A policeman with the Motorbike Unit of the Legon Police Station yesterday afternoon detained a reporter of The Finder newspaper for recording videos of him in the line of duty.
The officer, whose name was given as Sergeant Solomon Tackie, had been incensed by the video recording which the reporter, Selorm Gborbidzi, had done of him after he had stopped the trotro the reporter was in.
The incident occurred at the Legon bus stop, when the officer spotted the driver’s mate of the said trotro having his upper body outside of the vehicle, calling for passengers as mates usually do.

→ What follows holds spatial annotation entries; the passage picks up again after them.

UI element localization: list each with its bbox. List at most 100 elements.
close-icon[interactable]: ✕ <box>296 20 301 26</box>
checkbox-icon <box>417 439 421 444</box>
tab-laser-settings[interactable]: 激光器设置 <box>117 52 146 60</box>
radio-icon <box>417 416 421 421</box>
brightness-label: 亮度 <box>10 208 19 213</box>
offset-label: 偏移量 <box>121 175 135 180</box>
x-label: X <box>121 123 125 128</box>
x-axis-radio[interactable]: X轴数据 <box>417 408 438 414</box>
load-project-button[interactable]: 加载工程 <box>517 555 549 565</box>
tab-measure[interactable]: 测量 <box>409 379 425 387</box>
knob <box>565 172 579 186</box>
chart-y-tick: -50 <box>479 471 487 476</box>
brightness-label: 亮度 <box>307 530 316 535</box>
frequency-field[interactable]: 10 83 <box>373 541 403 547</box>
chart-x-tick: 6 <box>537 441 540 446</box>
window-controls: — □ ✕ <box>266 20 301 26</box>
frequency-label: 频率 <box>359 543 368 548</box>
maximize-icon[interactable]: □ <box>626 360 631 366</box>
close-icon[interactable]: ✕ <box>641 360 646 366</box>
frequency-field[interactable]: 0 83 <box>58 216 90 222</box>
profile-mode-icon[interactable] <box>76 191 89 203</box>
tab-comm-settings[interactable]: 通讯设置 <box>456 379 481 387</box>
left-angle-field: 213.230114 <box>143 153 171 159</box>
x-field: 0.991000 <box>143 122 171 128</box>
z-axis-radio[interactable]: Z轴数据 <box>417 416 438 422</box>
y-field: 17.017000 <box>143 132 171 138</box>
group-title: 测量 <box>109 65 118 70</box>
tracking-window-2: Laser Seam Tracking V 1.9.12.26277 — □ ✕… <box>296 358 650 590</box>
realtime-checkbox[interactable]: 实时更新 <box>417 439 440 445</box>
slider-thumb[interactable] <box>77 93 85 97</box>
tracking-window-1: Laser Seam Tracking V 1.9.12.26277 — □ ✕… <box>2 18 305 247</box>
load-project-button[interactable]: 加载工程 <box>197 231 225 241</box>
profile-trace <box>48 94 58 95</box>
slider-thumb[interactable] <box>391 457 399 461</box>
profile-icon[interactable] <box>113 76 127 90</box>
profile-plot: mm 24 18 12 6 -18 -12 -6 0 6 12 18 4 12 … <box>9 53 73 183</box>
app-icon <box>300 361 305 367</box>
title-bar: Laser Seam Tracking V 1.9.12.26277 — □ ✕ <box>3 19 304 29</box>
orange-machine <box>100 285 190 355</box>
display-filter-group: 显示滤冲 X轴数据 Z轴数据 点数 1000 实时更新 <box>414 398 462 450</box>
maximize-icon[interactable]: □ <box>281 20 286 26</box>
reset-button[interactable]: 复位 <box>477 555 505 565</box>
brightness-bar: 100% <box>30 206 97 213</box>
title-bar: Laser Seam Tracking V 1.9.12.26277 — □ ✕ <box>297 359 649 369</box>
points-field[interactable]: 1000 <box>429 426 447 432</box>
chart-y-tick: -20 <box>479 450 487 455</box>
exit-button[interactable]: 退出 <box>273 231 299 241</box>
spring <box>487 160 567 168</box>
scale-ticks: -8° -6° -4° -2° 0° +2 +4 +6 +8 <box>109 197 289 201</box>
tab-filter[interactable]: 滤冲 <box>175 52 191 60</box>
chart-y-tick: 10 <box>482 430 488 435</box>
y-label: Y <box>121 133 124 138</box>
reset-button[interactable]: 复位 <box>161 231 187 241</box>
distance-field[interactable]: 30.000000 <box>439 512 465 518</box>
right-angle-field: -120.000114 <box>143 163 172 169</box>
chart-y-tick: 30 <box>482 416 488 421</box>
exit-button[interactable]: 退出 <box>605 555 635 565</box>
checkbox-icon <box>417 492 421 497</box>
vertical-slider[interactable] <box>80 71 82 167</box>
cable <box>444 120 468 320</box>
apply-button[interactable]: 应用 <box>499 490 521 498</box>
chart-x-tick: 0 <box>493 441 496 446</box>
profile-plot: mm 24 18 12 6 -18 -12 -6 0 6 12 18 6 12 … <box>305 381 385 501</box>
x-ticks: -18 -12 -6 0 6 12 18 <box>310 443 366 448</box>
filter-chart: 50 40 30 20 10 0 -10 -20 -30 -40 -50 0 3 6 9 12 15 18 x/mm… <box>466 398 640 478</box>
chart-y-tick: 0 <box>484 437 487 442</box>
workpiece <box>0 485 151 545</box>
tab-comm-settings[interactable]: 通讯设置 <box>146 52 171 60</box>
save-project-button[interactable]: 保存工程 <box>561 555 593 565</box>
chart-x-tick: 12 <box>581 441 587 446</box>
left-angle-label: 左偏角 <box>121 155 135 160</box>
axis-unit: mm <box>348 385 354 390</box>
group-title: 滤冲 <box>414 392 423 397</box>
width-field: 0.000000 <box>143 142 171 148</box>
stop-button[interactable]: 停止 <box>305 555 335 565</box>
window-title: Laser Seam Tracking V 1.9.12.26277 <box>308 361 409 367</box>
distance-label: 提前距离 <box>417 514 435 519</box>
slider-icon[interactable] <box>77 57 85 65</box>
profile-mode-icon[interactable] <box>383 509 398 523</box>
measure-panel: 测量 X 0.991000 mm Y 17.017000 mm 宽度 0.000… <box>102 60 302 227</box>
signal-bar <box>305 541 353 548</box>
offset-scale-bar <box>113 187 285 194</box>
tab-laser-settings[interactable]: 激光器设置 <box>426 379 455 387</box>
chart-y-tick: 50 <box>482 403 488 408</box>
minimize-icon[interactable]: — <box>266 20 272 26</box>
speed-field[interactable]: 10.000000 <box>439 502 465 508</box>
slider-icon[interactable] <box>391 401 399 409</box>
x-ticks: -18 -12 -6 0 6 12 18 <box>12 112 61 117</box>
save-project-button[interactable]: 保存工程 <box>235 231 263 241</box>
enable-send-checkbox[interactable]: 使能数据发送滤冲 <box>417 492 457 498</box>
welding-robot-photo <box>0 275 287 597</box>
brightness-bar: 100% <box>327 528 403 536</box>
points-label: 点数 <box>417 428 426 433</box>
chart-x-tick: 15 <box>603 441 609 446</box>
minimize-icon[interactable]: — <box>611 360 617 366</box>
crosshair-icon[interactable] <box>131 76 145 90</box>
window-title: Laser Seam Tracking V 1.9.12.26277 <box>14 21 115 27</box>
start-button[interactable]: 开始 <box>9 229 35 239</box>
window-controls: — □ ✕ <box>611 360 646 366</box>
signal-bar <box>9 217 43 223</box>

When he got to the vehicle, which had moved on to the bus stop after the Legon roundabout to park despite directions from the incensed policeman to park immediately, he instructed the driver to get out, while instructing the passengers to disembark.
This call displeased the passengers, who had been wondering what offence the driver, one Rashid, had committed. It was at this point that Sgt Tackie said it was the mate who was the offending party.
This information did not go down well with the passengers, who insisted that since it was the mate, and not the driver who had committed an offence, he could not rightly seek to punish the driver, and by extension them.
This led to a protracted exchange between the driver and the police officer. At this point I thought the situation was becoming absurd so I decided to record the incident.
This action displeased Sgt. Tackie, who tried to seize my phone. I resisted his attempt.
This attempt to confiscate my phone led to further confrontations with the other passengers. At this point he got on his walkie-talkie to call for backup from the office.
It was at this point that other passengers started accusing him of being drunk on duty, as they could smell alcohol on his breath.
At about 12:45pm, some 15 minutes after the incident started, the squad car arrived.
He then grabbed me and shoved me into the car, without telling me what my offence was.
The other passengers then asked the newly arrived policemen where they were taking me, to which they answered that they were taking the reporter, whose identity they did not know at this point, to the Legon Police Station, few metres away.
En route, the two new officers tried to take my phone from me, because they “need to see what you are doing. You can’t be hiding and doing it.”
At this point I opened the gate of the moving vehicle and started screaming that what they were doing amounted to harassment and I needed to call my boss. I did call my boss while all this was going on.
We got to the office, which was few metres from the bus stop where the incident had started.
They again tried to take my phone from me, which I again resisted, as I did not know what they wanted to do with it.
One of the two police men then twisted my right arm behind me in an attempt to get me to relinquish my phone.
I again insisted that until I had secured my phone, I could not safely hand it to them. I eventually had to give it to the female officer who had been behind the counter when I first arrived.
They then asked me to sit on a bench behind them (at the counter), where they took my possessions from me and started making snide comments about journalists and a sense of invincibility and our tendency to act as though we are above the law.
Sgt. Tackie arrived subsequently and proceeded to goad me further.
Following this, I was told I would be charged for obstruction of justice and illegally snapping a video of a police officer in his line of duty.
They asked for my name, which I gave them. When they asked me to write it down, I told them I could not, unless my editor had arrived.
At this point, (an indeterminate amount of time after my arrival), they asked me to remove my shoes and socks and go into the cells.
I was in the cell for over an hour when the other cellmates told me it was merely procedural, so they would plead with me to “co-operate” with the police men.
The other officers in the office also came to tell me that I was being “stubborn and difficult”.
I eventually relented and gave them the information they had been seeking, but not before another officer, who seemed to be of high rank, came to tell me he could keep me in the cell all night.
At about 3:40 (I had no watch or phone), charges were officially levelled against me for obstructing an officer in his line of duty, illegally snapping videos of a police officer on duty and insulting a police officer.